MoMA PS1 announced a new director yesterday, May 8, after almost a year under interim leadership. Connie Butler will now lead the Long Island City institution, the contemporary art outpost of the Museum of Modern Art (MoMA).
More recently, Butler served as Chief Curator of the Hammer Museumposition she held in 2013. Since then, the institution grew up from a small arm of the University of California at Los Angeles to an internationally renowned museum. Prior to that, Butler was chief curator of drawings at MoMA and curator at the Museum of Contemporary Art (MoCA) in Los Angeles.
Now Butler is returning to the East Coast, where she will succeed former PS1 director Kate Fowle, who resigned unexpectedly last June. Fowle’s short tenure witnessed a difficult time at the museum – the institution closed for the pandemic, its staff and budget were cut, and protesters denounced the council members’ ties to military contractors and the prison-industrial complex.

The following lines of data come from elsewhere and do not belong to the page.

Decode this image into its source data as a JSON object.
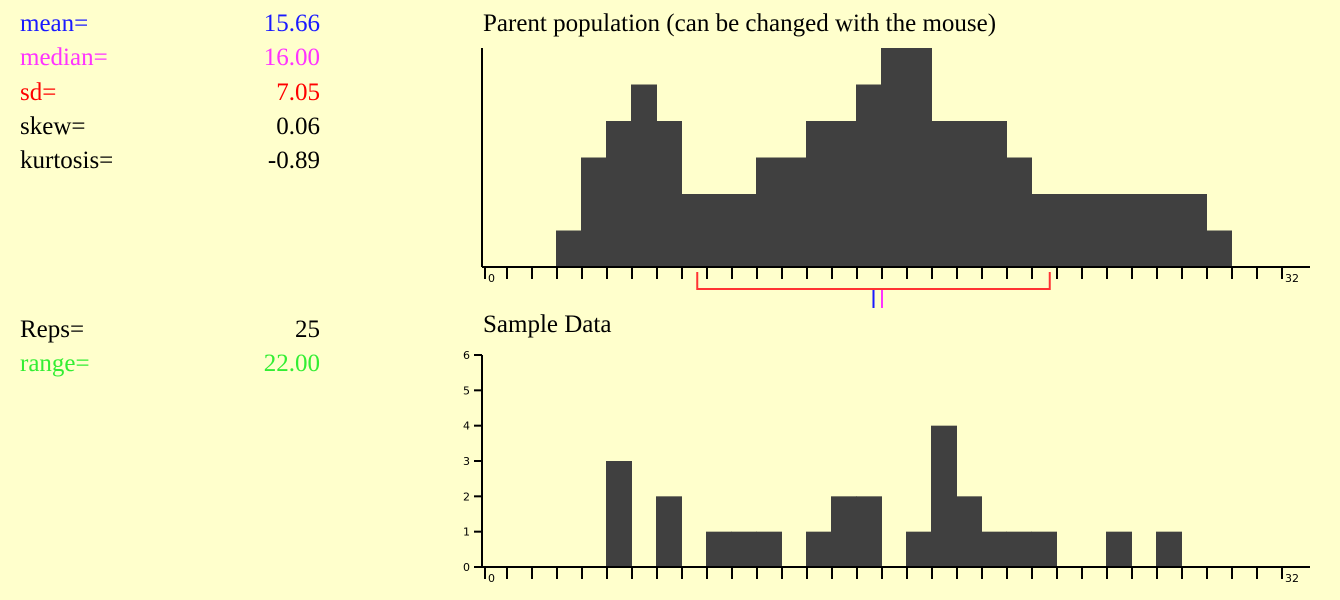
{
  "stats": [
    {
      "label": "mean=",
      "value": "15.66",
      "color": "#1a1aff"
    },
    {
      "label": "median=",
      "value": "16.00",
      "color": "#ff33ff"
    },
    {
      "label": "sd=",
      "value": "7.05",
      "color": "#ff0000"
    },
    {
      "label": "skew=",
      "value": "0.06",
      "color": "#000000"
    },
    {
      "label": "kurtosis=",
      "value": "-0.89",
      "color": "#000000"
    }
  ],
  "reps": {
    "label": "Reps=",
    "value": "25",
    "color": "#000000"
  },
  "range": {
    "label": "range=",
    "value": "22.00",
    "color": "#33ee33"
  },
  "colors": {
    "background": "#ffffcc",
    "bar": "#404040",
    "axis": "#000000",
    "sd_bracket": "#ff3333",
    "mean_marker": "#1a1aff",
    "median_marker": "#ff33ff"
  },
  "chart_data": [
    {
      "type": "bar",
      "title": "Parent population (can be changed with the mouse)",
      "x_range": [
        0,
        32
      ],
      "x_tick_labels": [
        "0",
        "32"
      ],
      "relative_heights": [
        0,
        0,
        0,
        1,
        3,
        4,
        5,
        4,
        2,
        2,
        2,
        3,
        3,
        4,
        4,
        5,
        6,
        6,
        4,
        4,
        4,
        3,
        2,
        2,
        2,
        2,
        2,
        2,
        2,
        1,
        0,
        0
      ],
      "mean": 15.66,
      "median": 16.0,
      "sd": 7.05,
      "sd_bracket": [
        8.61,
        22.71
      ]
    },
    {
      "type": "bar",
      "title": "Sample Data",
      "x_range": [
        0,
        32
      ],
      "x_tick_labels": [
        "0",
        "32"
      ],
      "ylim": [
        0,
        6
      ],
      "y_ticks": [
        0,
        1,
        2,
        3,
        4,
        5,
        6
      ],
      "counts": [
        0,
        0,
        0,
        0,
        0,
        3,
        0,
        2,
        0,
        1,
        1,
        1,
        0,
        1,
        2,
        2,
        0,
        1,
        4,
        2,
        1,
        1,
        1,
        0,
        0,
        1,
        0,
        1,
        0,
        0,
        0,
        0
      ]
    }
  ]
}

In 2010 Butler worked on the third iteration of the recurring exhibition MoMA PS1 Greater New York, which draws from the community of contemporary artists in New York. Four years later, Butler co-curated the fledgling Hammer Museum Made in LA biennale, another series of exhibitions focused on emerging creators and which helped secure the Hammer’s image as an institution focused on supporting local artists.

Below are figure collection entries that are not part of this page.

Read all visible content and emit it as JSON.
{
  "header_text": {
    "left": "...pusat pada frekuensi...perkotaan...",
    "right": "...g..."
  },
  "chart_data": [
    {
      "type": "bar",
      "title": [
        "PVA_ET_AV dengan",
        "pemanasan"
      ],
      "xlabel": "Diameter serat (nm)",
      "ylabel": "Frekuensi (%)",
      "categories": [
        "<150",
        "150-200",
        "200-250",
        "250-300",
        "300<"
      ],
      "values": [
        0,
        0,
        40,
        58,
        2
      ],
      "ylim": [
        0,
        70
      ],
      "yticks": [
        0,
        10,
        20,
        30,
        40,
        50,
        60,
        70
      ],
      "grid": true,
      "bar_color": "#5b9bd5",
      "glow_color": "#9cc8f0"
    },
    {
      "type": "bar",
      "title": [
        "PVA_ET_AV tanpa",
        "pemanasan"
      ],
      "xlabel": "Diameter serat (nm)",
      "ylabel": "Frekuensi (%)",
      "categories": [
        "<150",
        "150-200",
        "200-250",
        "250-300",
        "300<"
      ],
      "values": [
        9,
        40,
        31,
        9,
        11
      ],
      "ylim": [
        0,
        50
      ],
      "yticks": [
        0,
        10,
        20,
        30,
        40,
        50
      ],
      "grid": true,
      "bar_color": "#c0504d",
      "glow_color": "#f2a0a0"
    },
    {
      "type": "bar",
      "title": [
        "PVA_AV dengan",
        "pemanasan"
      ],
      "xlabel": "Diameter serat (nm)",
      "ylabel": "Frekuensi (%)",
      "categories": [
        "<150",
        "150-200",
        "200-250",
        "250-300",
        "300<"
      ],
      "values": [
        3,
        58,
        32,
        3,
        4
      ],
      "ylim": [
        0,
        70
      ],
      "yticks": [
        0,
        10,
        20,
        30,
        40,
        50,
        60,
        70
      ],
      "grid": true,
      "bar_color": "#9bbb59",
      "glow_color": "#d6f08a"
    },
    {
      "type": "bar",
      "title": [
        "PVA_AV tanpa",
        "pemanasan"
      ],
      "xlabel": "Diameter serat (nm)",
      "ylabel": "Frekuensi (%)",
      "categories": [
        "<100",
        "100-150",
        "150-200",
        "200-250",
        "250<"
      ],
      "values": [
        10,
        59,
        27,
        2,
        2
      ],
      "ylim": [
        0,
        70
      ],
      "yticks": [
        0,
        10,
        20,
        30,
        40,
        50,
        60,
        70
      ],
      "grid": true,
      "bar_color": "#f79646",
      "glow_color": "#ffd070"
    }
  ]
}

The Hammer Museum opened in 1990. A 20-year renovation project ended in March, and the institution now holds the third largest collection in Los Angeles. This year, Butler organized Together over timea presentation of works of art from the museum fund which opened its doors next to the recently renovated building.
Butler’s other curatorial projects have largely promoted female artists and feminist activists. At the Hammer Museum, Butler curated exhibitions including Andrea Fraser: Men on the Line (2019), an exploration of men’s relationship to feminism, Adrian Piper: a synthesis of intuitions (2018), a MoMA collaboration that explored the role of the artist in conceptual art, and Marisa Merz: The sky is a big space (2017), the first retrospective of the Italian artist. At MoCA, Butler mounted WACK! : art and the feminist revolution (2007), a landmark exhibit that showcased feminist art and activism from 1965 to 1980.
Butler has since said that she regrets having centered the work of white feminists: “I was trying to do something that was both canonical, but also revisionist,” she said in a 2021 interview for the UCLA Newsroom. “The show had many flaws, and many artists that I now wish were included weren’t.”
Last year, Butler organized Witch hunt at the Hammer Museum. The exhibition featured the work of 16 artists from 13 countries who have broadened the historical feminist lens to include decolonial and queer frameworks in their art, including Minerva Cuevas, Teresa Margolles and Okwui Okpokwasili.
Butler will begin his new role in September.